Cost per employee figures for states and counties reflect their industry mix. A county with high Information sector concentration will show a higher cost per employee than one dominated by hospitality, even though both use the same underlying methodology.

Data Sources

U.S. Census Bureau, County Business Patterns (2023): Employment and establishment counts by industry (2-digit NAICS), state, and county.
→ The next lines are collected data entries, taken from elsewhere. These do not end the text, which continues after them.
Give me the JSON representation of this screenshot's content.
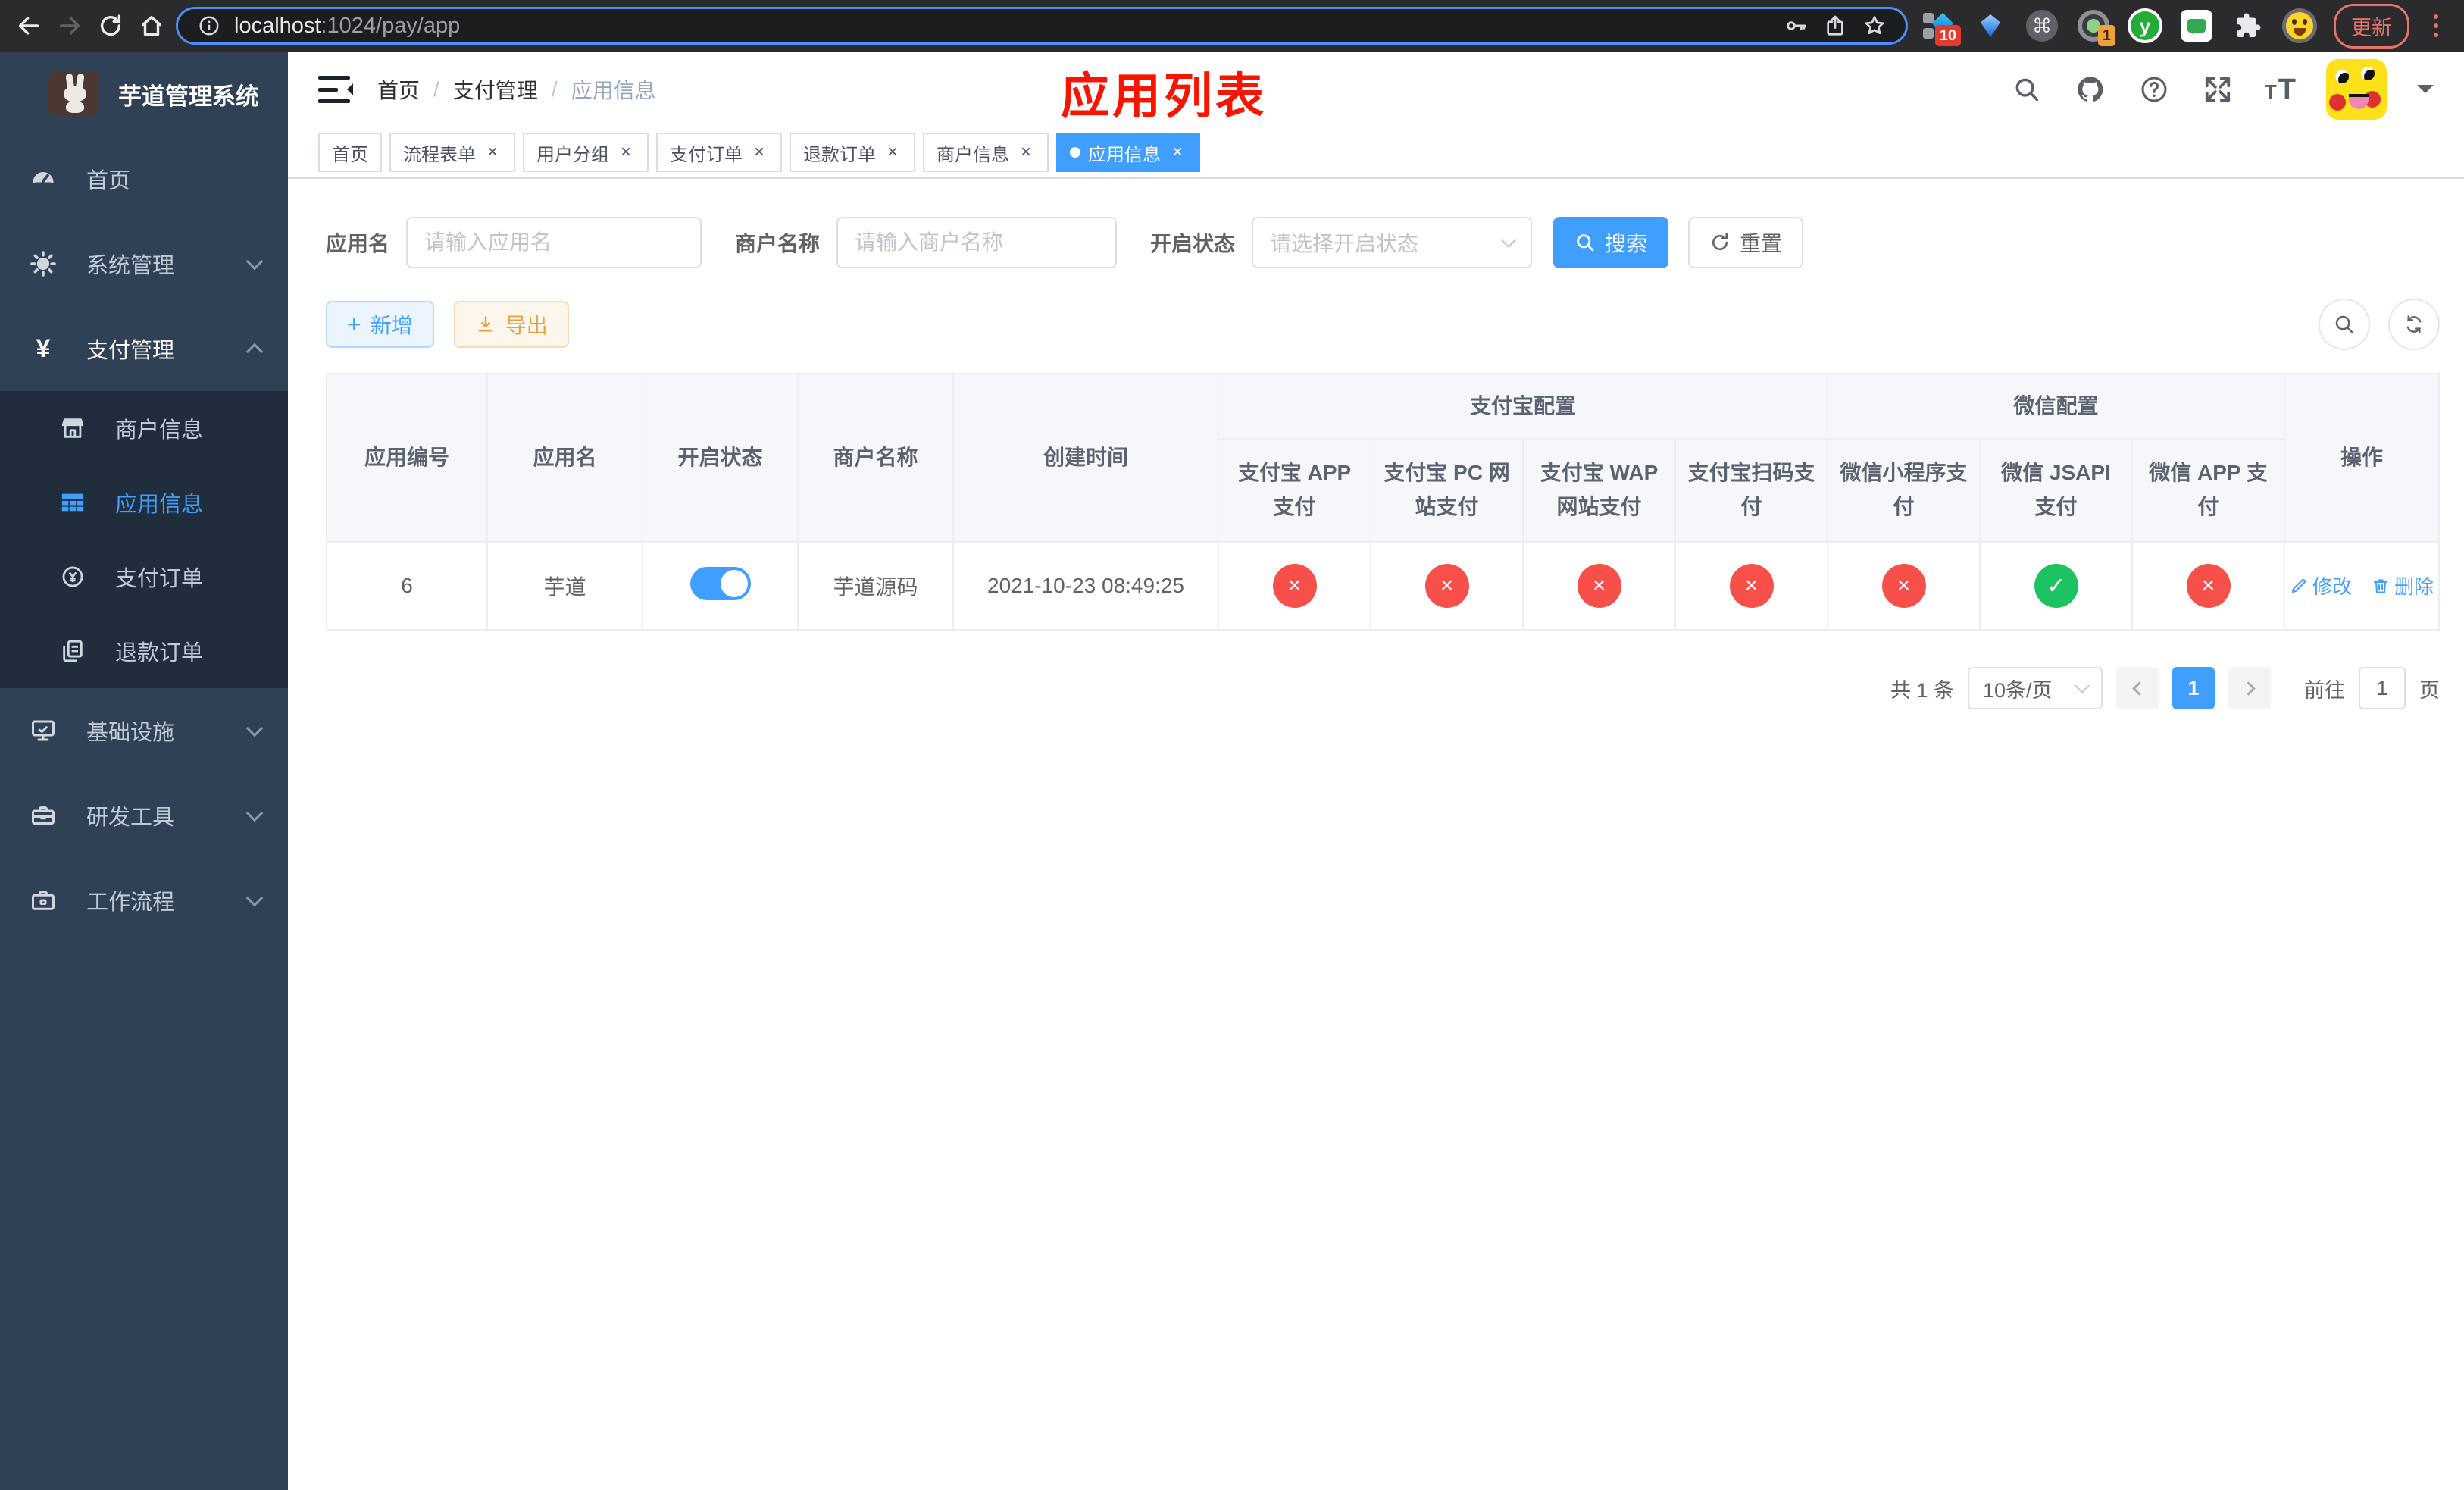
{
  "browser": {
    "url": {
      "host": "localhost",
      "rest": ":1024/pay/app"
    },
    "ext_badge_shortcut": "10",
    "ext_badge_recorder": "1",
    "ext_letter_y": "y",
    "cmd_glyph": "⌘",
    "update_label": "更新"
  },
  "sidebar": {
    "title": "芋道管理系统",
    "items": [
      {
        "label": "首页"
      },
      {
        "label": "系统管理"
      },
      {
        "label": "支付管理"
      },
      {
        "label": "基础设施"
      },
      {
        "label": "研发工具"
      },
      {
        "label": "工作流程"
      }
    ],
    "pay_children": [
      {
        "label": "商户信息"
      },
      {
        "label": "应用信息"
      },
      {
        "label": "支付订单"
      },
      {
        "label": "退款订单"
      }
    ],
    "yen_glyph": "¥"
  },
  "header": {
    "breadcrumb": [
      "首页",
      "支付管理",
      "应用信息"
    ],
    "separator": "/",
    "annotation": "应用列表",
    "font_icon_small": "T",
    "font_icon_large": "T"
  },
  "tabs": {
    "close_glyph": "×",
    "items": [
      {
        "label": "首页"
      },
      {
        "label": "流程表单"
      },
      {
        "label": "用户分组"
      },
      {
        "label": "支付订单"
      },
      {
        "label": "退款订单"
      },
      {
        "label": "商户信息"
      },
      {
        "label": "应用信息"
      }
    ]
  },
  "filters": {
    "app_name": {
      "label": "应用名",
      "placeholder": "请输入应用名"
    },
    "merchant": {
      "label": "商户名称",
      "placeholder": "请输入商户名称"
    },
    "status": {
      "label": "开启状态",
      "placeholder": "请选择开启状态"
    },
    "search_label": "搜索",
    "reset_label": "重置"
  },
  "toolbar": {
    "add_label": "新增",
    "add_plus": "+",
    "export_label": "导出"
  },
  "table": {
    "columns": [
      "应用编号",
      "应用名",
      "开启状态",
      "商户名称",
      "创建时间"
    ],
    "group_alipay": "支付宝配置",
    "group_wechat": "微信配置",
    "alipay_cols": [
      "支付宝 APP 支付",
      "支付宝 PC 网站支付",
      "支付宝 WAP 网站支付",
      "支付宝扫码支付"
    ],
    "wechat_cols": [
      "微信小程序支付",
      "微信 JSAPI 支付",
      "微信 APP 支付"
    ],
    "ops_col": "操作",
    "row": {
      "id": "6",
      "name": "芋道",
      "merchant": "芋道源码",
      "created": "2021-10-23 08:49:25",
      "statuses": [
        "×",
        "×",
        "×",
        "×",
        "×",
        "✓",
        "×"
      ],
      "edit_label": "修改",
      "delete_label": "删除"
    }
  },
  "pagination": {
    "total": "共 1 条",
    "size": "10条/页",
    "page": "1",
    "goto_prefix": "前往",
    "goto_value": "1",
    "goto_suffix": "页"
  },
  "colors": {
    "primary": "#409eff",
    "sidebar_bg": "#304156",
    "submenu_bg": "#1f2d3d",
    "danger_circle": "#f7504b",
    "success_circle": "#1dc261",
    "annotation_red": "#f81400"
  }
}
Dataset covers 8.36 million establishments and 139.8 million employees. census.gov/data/datasets/2023/econ/cbp/2023-cbp.html
Gartner, Magic Quadrant for Data Quality Solutions (July 2020): Survey of 154 enterprise customers on estimated cost of poor data quality. gartner.com/en/data-analytics/topics/data-quality
Flexera, 2020 State of Tech Spend Report: IT spending as percentage of revenue by industry, based on CIO surveys. flexera.com/blog/perspectives/it-spending-by-industry
U.S. Bureau of Economic Analysis, Gross Domestic Product (Q3 2025): National GDP figure of $31.1 trillion used to calculate dirty data costs as a percentage of economic output. fred.stlouisfed.org/series/GDP

Limitations

The Gartner baseline comes from large enterprises already investing in data quality solutions, organisations that have quantified the problem. Smaller businesses may experience different cost profiles.

The industry multipliers assume IT spending intensity correlates with data quality cost exposure, this is a reasonable but unverified assumption.

Industries without Flexera coverage are assigned the weighted average multiplier, which may understate or overstate their actual exposure. All figures represent estimates intended to illustrate the scale of the problem, not precise measurements of actual costs.